The Marines say that 23-year-old Tyler joined in 2008, a year after his mother died from cancer. Marine spokeswoman Capt. Kendra Motz said that Tyler "never saw combat or traveled overseas... His specialty classification was '0311 — Rifleman' — or the general infantry, Motz said." The Star-Ledger also reports, "He was discharged on Feb. 27, 2010, and moved three months ago to Old Bridge, where he was living at the sprawling London Terrace apartment complex — a short walk from Pathmark — with his sister."

His cousin told NBC New York that Tyler's mother's death hit him hard, "His mother was his best friend. He lost his father when he was younger. So he had no parents," adding that when Tyler was in California, training as a rifleman, he would call her, "He was like, 'I'm learning to shoot guns.' He was a rifleman, so he knew everything about gun." His uncle Christopher Dyson, who also works at Pathmark and got him the job, "said Tyler had a nursing degree and a job as a nurse in San Diego before quitting to come back East. He hoped to go to Las Vegas to study physical therapy, Christopher Dyson said. 'He was a quiet cat,' he said. 'He got paid pretty well. He was happy.'"

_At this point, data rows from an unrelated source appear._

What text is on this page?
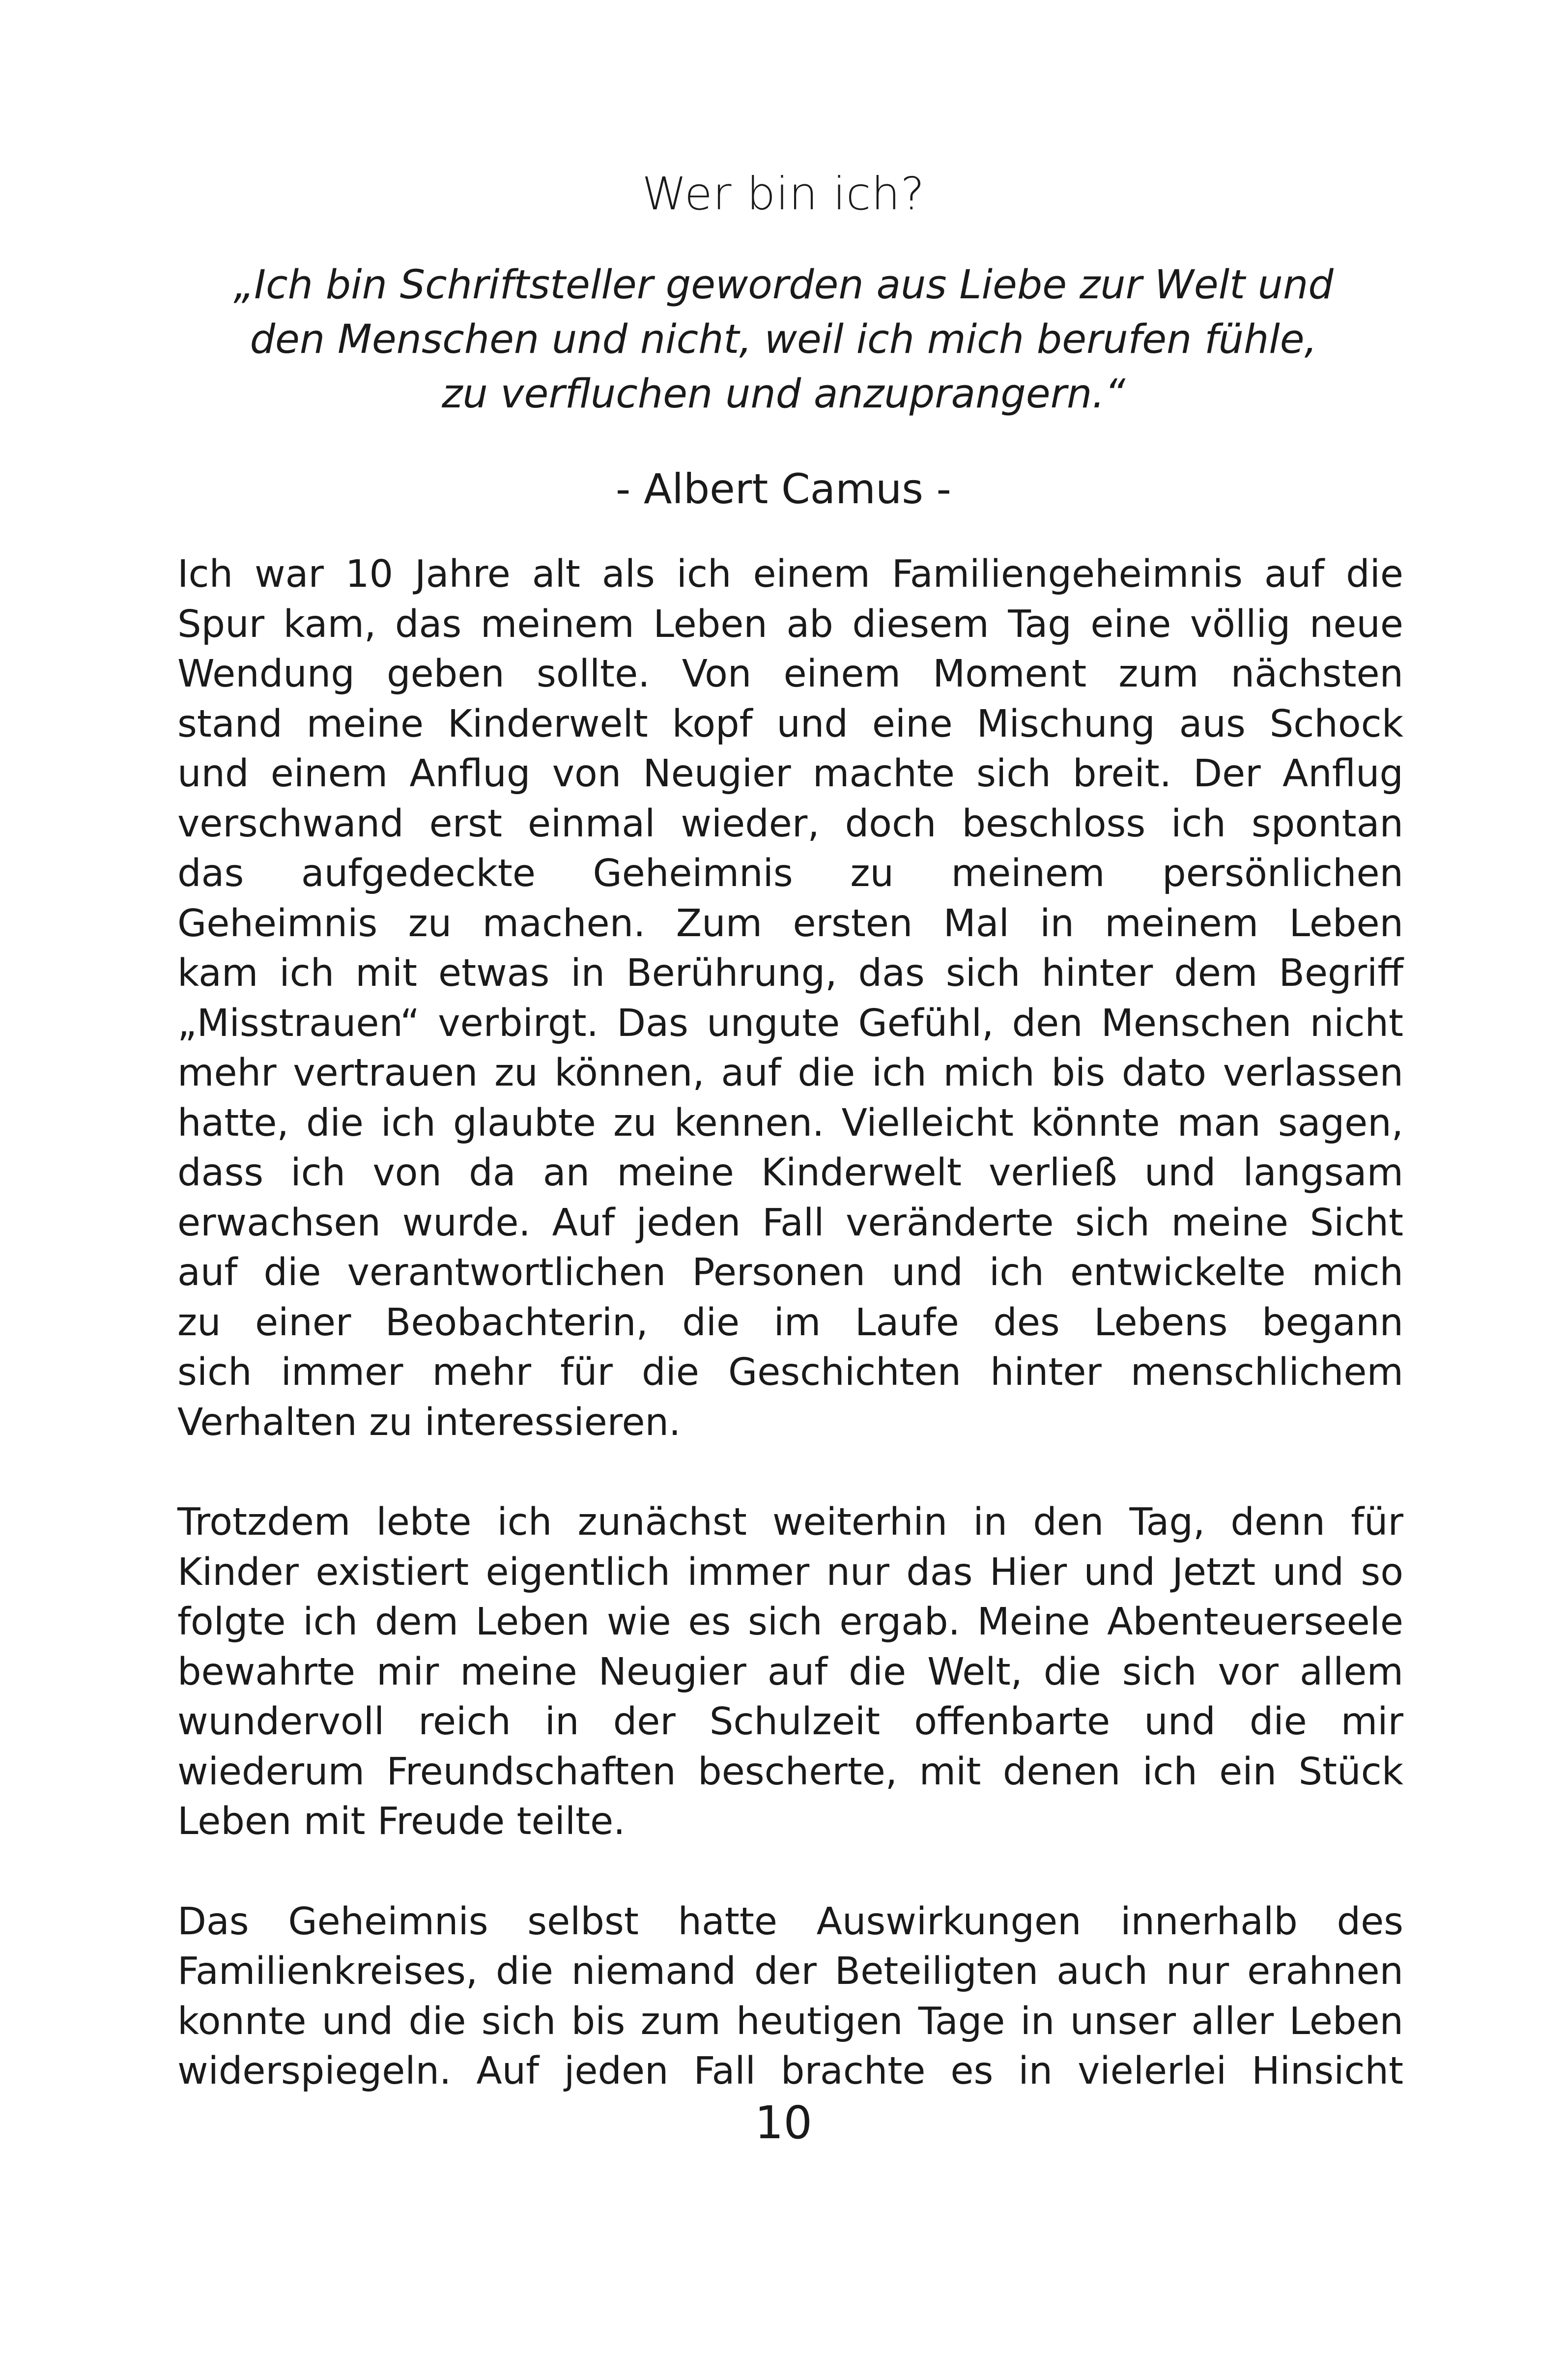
Wer bin ich?
„Ich bin Schriftsteller geworden aus Liebe zur Welt und
den Menschen und nicht, weil ich mich berufen fühle,
zu verfluchen und anzuprangern.“
- Albert Camus -

Ich war 10 Jahre alt als ich einem Familiengeheimnis auf die
Spur kam, das meinem Leben ab diesem Tag eine völlig neue
Wendung geben sollte. Von einem Moment zum nächsten
stand meine Kinderwelt kopf und eine Mischung aus Schock
und einem Anflug von Neugier machte sich breit. Der Anflug
verschwand erst einmal wieder, doch beschloss ich spontan
das aufgedeckte Geheimnis zu meinem persönlichen
Geheimnis zu machen. Zum ersten Mal in meinem Leben
kam ich mit etwas in Berührung, das sich hinter dem Begriff
„Misstrauen“ verbirgt. Das ungute Gefühl, den Menschen nicht
mehr vertrauen zu können, auf die ich mich bis dato verlassen
hatte, die ich glaubte zu kennen. Vielleicht könnte man sagen,
dass ich von da an meine Kinderwelt verließ und langsam
erwachsen wurde. Auf jeden Fall veränderte sich meine Sicht
auf die verantwortlichen Personen und ich entwickelte mich
zu einer Beobachterin, die im Laufe des Lebens begann
sich immer mehr für die Geschichten hinter menschlichem
Verhalten zu interessieren.

Trotzdem lebte ich zunächst weiterhin in den Tag, denn für
Kinder existiert eigentlich immer nur das Hier und Jetzt und so
folgte ich dem Leben wie es sich ergab. Meine Abenteuerseele
bewahrte mir meine Neugier auf die Welt, die sich vor allem
wundervoll reich in der Schulzeit offenbarte und die mir
wiederum Freundschaften bescherte, mit denen ich ein Stück
Leben mit Freude teilte.

Das Geheimnis selbst hatte Auswirkungen innerhalb des
Familienkreises, die niemand der Beteiligten auch nur erahnen
konnte und die sich bis zum heutigen Tage in unser aller Leben
widerspiegeln. Auf jeden Fall brachte es in vielerlei Hinsicht

10
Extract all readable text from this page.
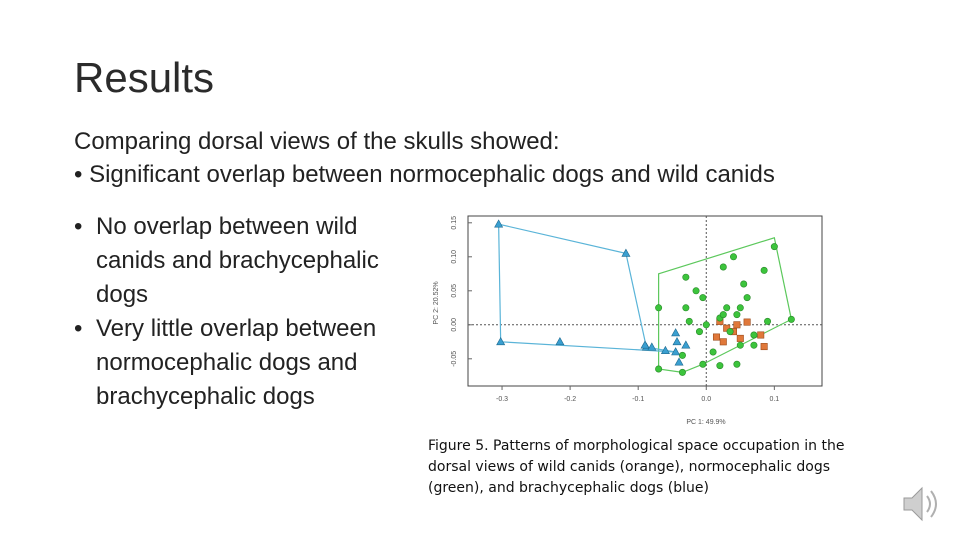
Results
Comparing dorsal views of the skulls showed:
• Significant overlap between normocephalic dogs and wild canids
• No overlap between wild canids and brachycephalic dogs
• Very little overlap between normocephalic dogs and brachycephalic dogs
PC 2: 20.52%
PC 1: 49.9%
-0.3	-0.2	-0.1	0.0	0.1
-0.05
0.00
0.05
0.10
0.15
Figure 5. Patterns of morphological space occupation in the dorsal views of wild canids (orange), normocephalic dogs (green), and brachycephalic dogs (blue)
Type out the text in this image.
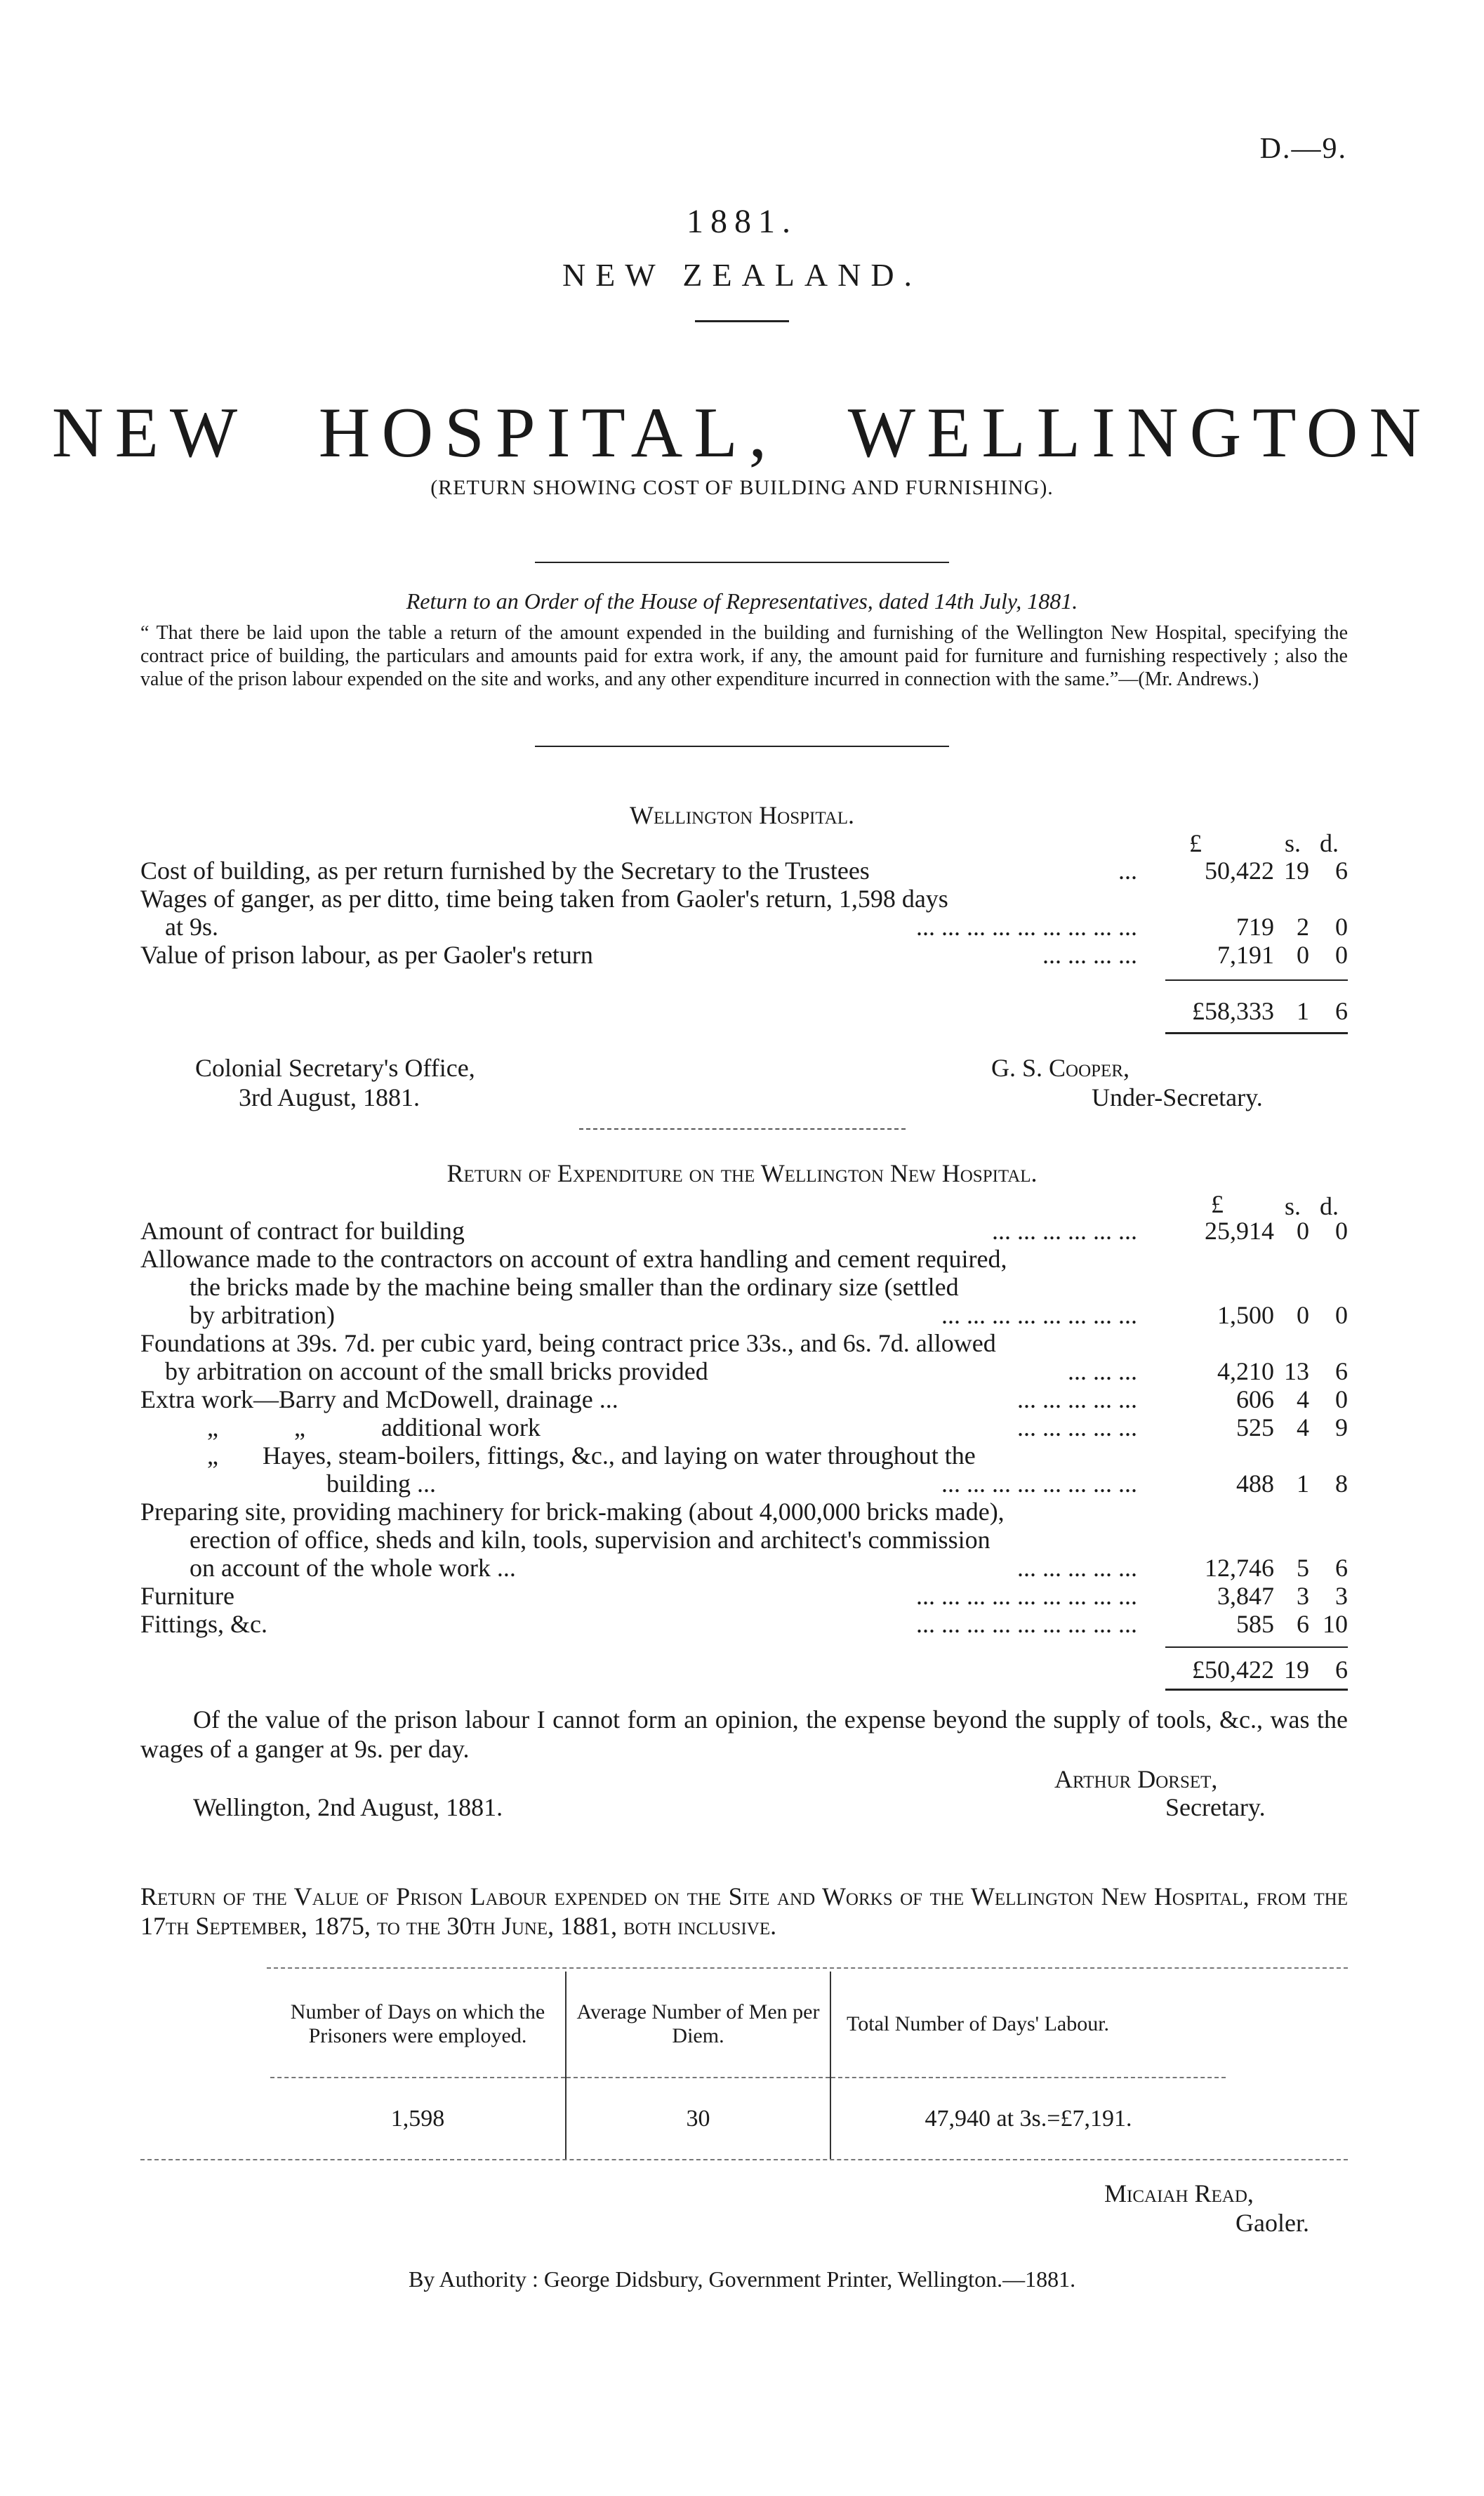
D.—9.
1881.
NEW ZEALAND.
NEW HOSPITAL, WELLINGTON
(RETURN SHOWING COST OF BUILDING AND FURNISHING).
Return to an Order of the House of Representatives, dated 14th July, 1881.
“ That there be laid upon the table a return of the amount expended in the building and furnishing of the Wellington New Hospital, specifying the contract price of building, the particulars and amounts paid for extra work, if any, the amount paid for furniture and furnishing respectively ; also the value of the prison labour expended on the site and works, and any other expenditure incurred in connection with the same.”—(Mr. Andrews.)
Wellington Hospital.
£	s. d.
Cost of building, as per return furnished by the Secretary to the Trustees	...	50,422 19	6
Wages of ganger, as per ditto, time being taken from Gaoler's return, 1,598 days
at 9s.	... ... ... ... ... ... ... ... ...	719 2	0
Value of prison labour, as per Gaoler's return	... ... ... ...	7,191 0	0
£58,333 1	6
Colonial Secretary's Office,
3rd August, 1881.
G. S. Cooper,
Under-Secretary.
Return of Expenditure on the Wellington New Hospital.
£ s. d.
Amount of contract for building	... ... ... ... ... ...	25,914 0	0
Allowance made to the contractors on account of extra handling and cement required,
the bricks made by the machine being smaller than the ordinary size (settled
by arbitration)	... ... ... ... ... ... ... ...	1,500 0	0
Foundations at 39s. 7d. per cubic yard, being contract price 33s., and 6s. 7d. allowed
by arbitration on account of the small bricks provided	... ... ...	4,210 13	6
Extra work—Barry and McDowell, drainage ...	... ... ... ... ...	606 4	0
„            „            additional work	... ... ... ... ...	525 4	9
„       Hayes, steam-boilers, fittings, &c., and laying on water throughout the
building ...	... ... ... ... ... ... ... ...	488 1	8
Preparing site, providing machinery for brick-making (about 4,000,000 bricks made),
erection of office, sheds and kiln, tools, supervision and architect's commission
on account of the whole work ...	... ... ... ... ...	12,746 5	6
Furniture	... ... ... ... ... ... ... ... ...	3,847 3	3
Fittings, &c.	... ... ... ... ... ... ... ... ...	585 6 10
£50,422 19	6
Of the value of the prison labour I cannot form an opinion, the expense beyond the supply of tools, &c., was the wages of a ganger at 9s. per day.
Arthur Dorset,
Wellington, 2nd August, 1881.	Secretary.
Return of the Value of Prison Labour expended on the Site and Works of the Wellington New Hospital, from the 17th September, 1875, to the 30th June, 1881, both inclusive.
Number of Days on which the Prisoners were employed.	Average Number of Men per Diem.	Total Number of Days' Labour.
1,598	30	47,940 at 3s.=£7,191.
Micaiah Read,
Gaoler.
By Authority : George Didsbury, Government Printer, Wellington.—1881.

Tyler's sister Fatima Dyson spoke to the Star-Ledger and was upset, "You hear about these things all the time.. You just never think it’s going to happen to you. You especially never think you’ll be on this side of it." She added, "I don’t know what to say. All I can say is how sorry I am for those other families. I know that’s not going to bring their people back, or make anything better, but I would love to tell them all personally how sorry I am. We had no idea what was going on with him."

LoBrutto had graduated from Old Bridge High School in June, while Breen graduated in 2006. Many from the community gathered at the store to mourn the pair. A classmate of Breen's said, "I never saw him in a bad mood. He never had anything bad to say."